Green Skills : un concept encore flou, mais un enjeu majeur
La transition écologique ne s’improvise pas : elle se construit sur le terrain. Si la conscience du sujet progresse dans les entreprises comme dans la société, la capacité réelle à transformer les pratiques demeure limitée. Les ambitions sont affichées, les étudiants arrivent sur le marché du travail mieux sensibilisés, mais entre l’intention et l’action, le fossé reste profond.
« Compétences vertes » : une promesse qui reste à incarner
Les Green Skills ou « compétences vertes » se sont imposées dans le débat public, sans toujours être clairement définies. Pour l’OCDE, elles désignent les compétences nécessaires pour soutenir une économie durable, réduire l’impact environnemental des activités et s’adapter aux transitions liées au climat. La Commission européenne, avec son référentiel « GreenComp », a tenté de baliser le sujet en identifiant quatre dimensions : incarner des valeurs de durabilité, comprendre la complexité systémique, envisager l’avenir et agir pour le changement, ainsi que s’engager collectivement.
Les Green Skills ne relèvent pas uniquement de la maîtrise de nouvelles technologies, mais aussi d’aptitudes à penser en système, à relier son métier aux enjeux de long terme et à collaborer différemment. Dans de nombreux projets de transformation, on constate que c’est cette capacité à penser ensemble — au-delà des silos métiers — qui fait défaut.C’est précisément ce qui rend le concept séduisant mais aussi fragile : si tout peut être qualifié de Green Skill, la notion risque de perdre de sa substance et de se réduire à un mot-valise sans traduction opérationnelle.
Une transition sous tension face à l’explosion des besoins
En Europe, la demande en « compétences vertes » a progressé de 11,6 % entre 2023 et 2024, alors que l’offre ne croissait que de 5,6 %1. À l’échelle mondiale, le nombre de postes exigeant des Green Skills pourrait passer de 67 millions aujourd’hui à 241 millions en 20302.
En France, le Haut Conseil pour le Climat alerte : sans montée en compétences massive, les objectifs de transition énergétique et de neutralité carbone resteront hors de portée. La formation n’est donc plus une option, mais un levier stratégique pour rester compétitif.
Les grandes écoles se sont saisies du sujet. Certaines ont revu leurs cursus fondamentaux pour y intégrer la durabilité ; d’autres expérimentent des dispositifs immersifs, des projets concrets ou des référentiels alignés sur GreenComp. Les universités, plus lentes à évoluer, commencent, elles aussi, à introduire des parcours transversaux sur le climat.
Résultat : les étudiants arrivent désormais sur le marché du travail mieux sensibilisés, parfois déjà outillés. Les étudiants sortent désormais de l’école avec une exigence forte : ils attendent des employeurs qu’ils soient à la hauteur de ce qu’ils ont appris. Et se heurtent souvent à une inertie culturelle déstabilisante.
Une vraie prise de conscience, mais trop peu de compétences
Dans les organisations, l’effort se concentre encore sur la sensibilisation. La Fresque du Climat, avec plus de 2 millions de participants dans le monde, illustre cette dynamique de masse. Elle a permis d’ancrer une prise de conscience indispensable. Mais ses effets restent limités : moins d’un tiers des participants modifient leur comportement un mois après l’atelier3. La répétition sans suite concrète nourrit même une « fatigue des Fresques ».

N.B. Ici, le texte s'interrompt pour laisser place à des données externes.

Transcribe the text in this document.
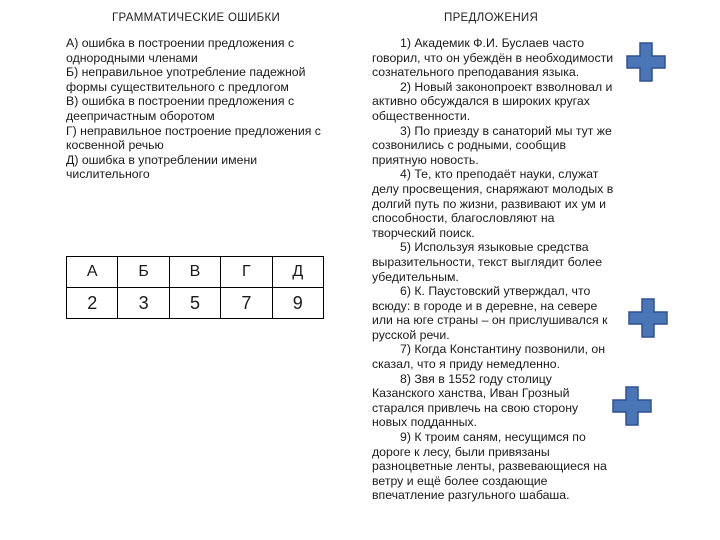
ГРАММАТИЧЕСКИЕ ОШИБКИ	ПРЕДЛОЖЕНИЯ

А) ошибка в построении предложения с однородными членами

Б) неправильное употребление падежной формы существительного с предлогом

В) ошибка в построении предложения с деепричастным оборотом

Г) неправильное построение предложения с косвенной речью

Д) ошибка в употреблении имени числительного

А	Б	В	Г	Д
2	3	5	7	9

1) Академик Ф.И. Буслаев часто говорил, что он убеждён в необходимости сознательного преподавания языка.

2) Новый законопроект взволновал и активно обсуждался в широких кругах общественности.

3) По приезду в санаторий мы тут же созвонились с родными, сообщив приятную новость.

4) Те, кто преподаёт науки, служат делу просвещения, снаряжают молодых в долгий путь по жизни, развивают их ум и способности, благословляют на творческий поиск.

5) Используя языковые средства выразительности, текст выглядит более убедительным.

6) К. Паустовский утверждал, что всюду: в городе и в деревне, на севере или на юге страны – он прислушивался к русской речи.

7) Когда Константину позвонили, он сказал, что я приду немедленно.

8) Звя в 1552 году столицу Казанского ханства, Иван Грозный старался привлечь на свою сторону новых подданных.

9) К троим саням, несущимся по дороге к лесу, были привязаны разноцветные ленты, развевающиеся на ветру и ещё более создающие впечатление разгульного шабаша.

D’autres formats, comme « Deux Tonnes », qui propose un travail prospectif pour se projeter collectivement dans des futurs possibles, ouvrent des perspectives collectives mais restent eux aussi des outils de prise de conscience. Ils éveillent les esprits, sans véritablement équiper les collaborateurs pour transformer leurs métiers. Autrement dit, la sensibilisation a rempli son rôle d’alerte, mais elle atteint aujourd’hui ses limites.
Quand la formation devient un levier de transformation durable
Pour franchir un cap, les directions Learning & Development doivent dépasser la logique de sensibilisation et inscrire les Green Skills dans la réalité des métiers. On voit pourtant émerger de belles initiatives : des équipes qui testent, sur le terrain, de nouvelles manières de produire, de manager, de décider. Ces expériences montrent qu’un apprentissage plus ancré, plus collectif, est possible.
L’enjeu est d’importance : transformer une prise de conscience individuelle en une capacité d’action collective. Sans ce passage à l’opérationnel, les Green Skills resteront au stade de l’incantation. Les « compétences vertes » ne sont pas un supplément d’âme : elles sont désormais une condition de survie économique, sociale et stratégique.